Hastaneden hep beraber çıkmıştık. Ben en arkadan, dalgınca yürüyordum.

Savaş, Barış, Evgin, Sasha ve Büge arabaya binmişti.

Ve Barış arabasını çalıştırdı.

Araba yanımdan geçip giderken arkalarından bakakalmıştım. Evet, onların yanında yerim yoktu ama hava soğuktu. Üstelik buraya sırılsıklam gelmiştim.

Evime yürüyerek gidiyordum. Rüzgar saçlarımı uçuşturuyordu, titriyordum.

Nihayet eve geldiğimde kendimi salondaki koltuğa atmıştım. Koltuğun yanındaki sehpada duran hapların sayısı oldukça azdı fakat etkisi fazlaydı.

Son bir saatte olanları unutmak için bir hap atmıştım ağzıma.

Kendimi koltuğa bıraktığımda rüyalarıma sadece Evgin girsin istedim.

Birkaç saat sonra kan ter içinde uyanmıştım. Nefes nefeseydim. Evgin'i rüyalarımda istemiştim, evet, ama kabuslarıma girmişti.

"Her şey yalandı." demişti bana. Öyle uyanmıştım bu kabustan.

Uyuşturucu kullandığım için titreyen ellerimle telefonu elime aldım. Saat gece üçü geçmişti.

"Her şey yalandı."

Duyduğum sesle irkildim ve telefonum elimden kayıp yere düştü. Sesin geldiği yöne baktım.

Evgin karşımdaydı.

Evgin'i görür görmez yerimden sıçramıştım.

"Nasıl girdin buraya?.." dedim titreyen sesimle. Evgin beni duymazdan gelerek sağ tarafa döndü ve farklı bir odaya yürümeye başladı.

Yavaşça ayağa kalkıp duvardan tutunarak onu takip edecektim fakat sağ tarafa döndüğüm an, Evgin'i görememiştim.

"Evgin?" diye fısıldadım hayretle. Ev oldukça karanlıktı, sokak lambaları evin içini az da olsa aydınlatıyordu.

Evin içinde küçük adımlar atmaya başlamıştım ki arkamdan bir ses geldi.

Cam kırılma sesi.

O korkunç sesi duyar duymaz ellerimle kulaklarımı kapattım.

Eş zamanlı olarak gözlerimi de kapattığımda hatırlamak istemediğim anlar canlandı kafamda.

"Sahra, yapma!" dedi küçük kız, kendinden neredeyse otuz yaş büyük bir kadına.

"Anne diyeceksin bana! Sahra yok!" dedi yüzündeki makyajın yarısı gözyaşlarıyla akmış olan kadın.

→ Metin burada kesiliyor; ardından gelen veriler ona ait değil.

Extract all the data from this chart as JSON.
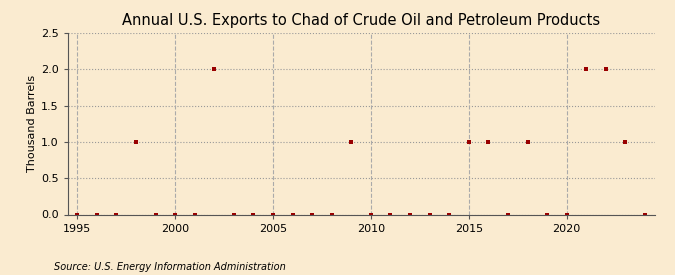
{
  "title": "Annual U.S. Exports to Chad of Crude Oil and Petroleum Products",
  "ylabel": "Thousand Barrels",
  "source_text": "Source: U.S. Energy Information Administration",
  "xlim": [
    1994.5,
    2024.5
  ],
  "ylim": [
    0,
    2.5
  ],
  "yticks": [
    0.0,
    0.5,
    1.0,
    1.5,
    2.0,
    2.5
  ],
  "xticks": [
    1995,
    2000,
    2005,
    2010,
    2015,
    2020
  ],
  "vgrid_x": [
    1995,
    2000,
    2005,
    2010,
    2015,
    2020
  ],
  "background_color": "#faebd0",
  "plot_bg_color": "#faebd0",
  "marker_color": "#990000",
  "marker": "s",
  "marker_size": 3.5,
  "years": [
    1995,
    1996,
    1997,
    1998,
    1999,
    2000,
    2001,
    2002,
    2003,
    2004,
    2005,
    2006,
    2007,
    2008,
    2009,
    2010,
    2011,
    2012,
    2013,
    2014,
    2015,
    2016,
    2017,
    2018,
    2019,
    2020,
    2021,
    2022,
    2023,
    2024
  ],
  "values": [
    0,
    0,
    0,
    1,
    0,
    0,
    0,
    2,
    0,
    0,
    0,
    0,
    0,
    0,
    1,
    0,
    0,
    0,
    0,
    0,
    1,
    1,
    0,
    1,
    0,
    0,
    2,
    2,
    1,
    0
  ],
  "title_fontsize": 10.5,
  "tick_fontsize": 8,
  "ylabel_fontsize": 8,
  "source_fontsize": 7
}
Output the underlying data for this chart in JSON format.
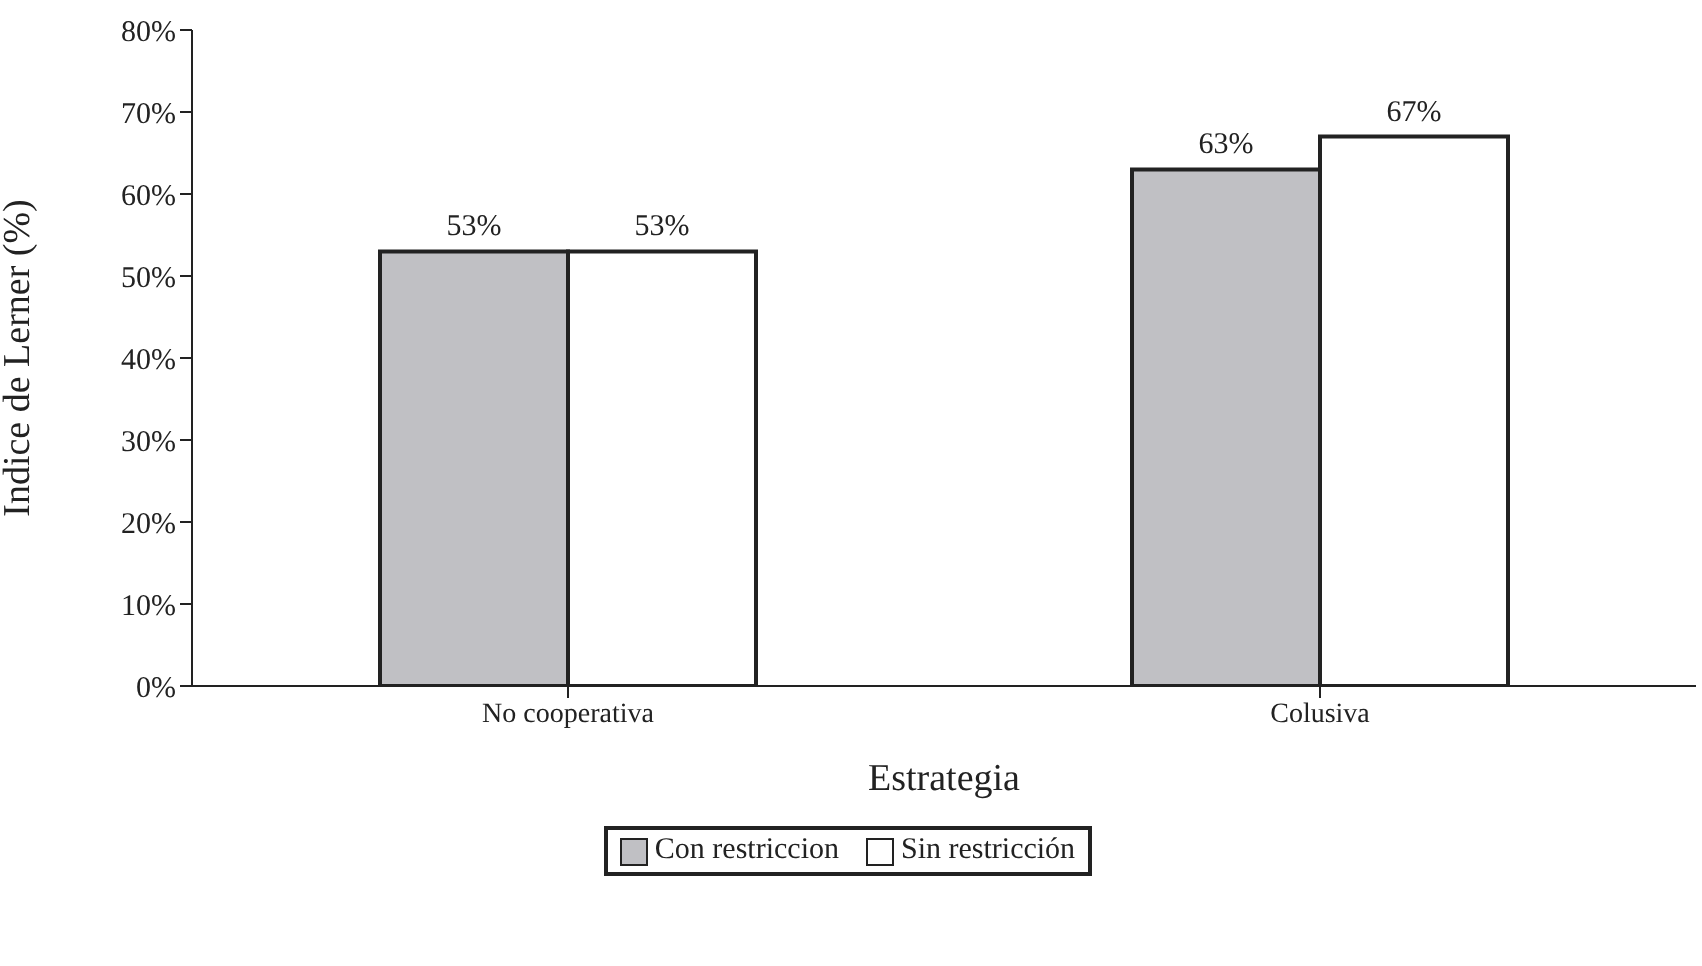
{
  "chart_data": {
    "type": "bar",
    "xlabel": "Estrategia",
    "ylabel": "Indice de Lerner (%)",
    "categories": [
      "No cooperativa",
      "Colusiva"
    ],
    "series": [
      {
        "name": "Con restriccion",
        "color": "#c0c0c4",
        "values": [
          53,
          63
        ],
        "value_labels": [
          "53%",
          "63%"
        ]
      },
      {
        "name": "Sin restricción",
        "color": "#ffffff",
        "values": [
          53,
          67
        ],
        "value_labels": [
          "53%",
          "67%"
        ]
      }
    ],
    "ylim": [
      0,
      80
    ],
    "yticks": [
      {
        "value": 0,
        "label": "0%"
      },
      {
        "value": 10,
        "label": "10%"
      },
      {
        "value": 20,
        "label": "20%"
      },
      {
        "value": 30,
        "label": "30%"
      },
      {
        "value": 40,
        "label": "40%"
      },
      {
        "value": 50,
        "label": "50%"
      },
      {
        "value": 60,
        "label": "60%"
      },
      {
        "value": 70,
        "label": "70%"
      },
      {
        "value": 80,
        "label": "80%"
      }
    ],
    "grid": false,
    "legend": "bottom"
  }
}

Sahra, eline geçirdiği vazoyu yere fırlatırken kulaklarını elleriyle kapattı küçük kız. Artık bu sesi duymak istemiyordu.

"Boşanamayacaksın benden!" dedi Sahra, karşısındaki adama.

Üstünde siyah bir elbise ve dizlerine kadar uzanan topuklu çizmeleri, tam da masallardaki gibi bir cadıyı andırıyordu küçük kıza. Dudaklarındaki mat, kırmızı ruj ve siyah göz farı, o kadını daha da korkunç hale getiriyordu.

"Sahra, çık git bu evden!" dedi Rıza.

Ezgi'nin babası, Rıza.

"Gitmeyeceğim!" dedi Sahra, gözü dönmüş bir şekilde eline geçirdiği bir vazoyu daha yere atarken.

Bir vazo daha paramparça olduğunda, küçük kız, gözlerini ve kulaklarını kapatıp çığlık atıyordu.

"Sahra, yapma! Kız korkuyor." dedi Rıza.

O küçük kız, Ezgi'den başkası değildi.

Ellerimi kulaklarımdan çektiğimde sesin geldiği yöne baktım. Hiçbir şey, hiç kimse yoktu.

Sesin geldiği yöne yürümeye başladım. Etrafta kırık bir eşya yoktu.

Ve Evgin de yoktu.

Gördüklerim ve duyduklarım, halüsinasyondan ibaretti.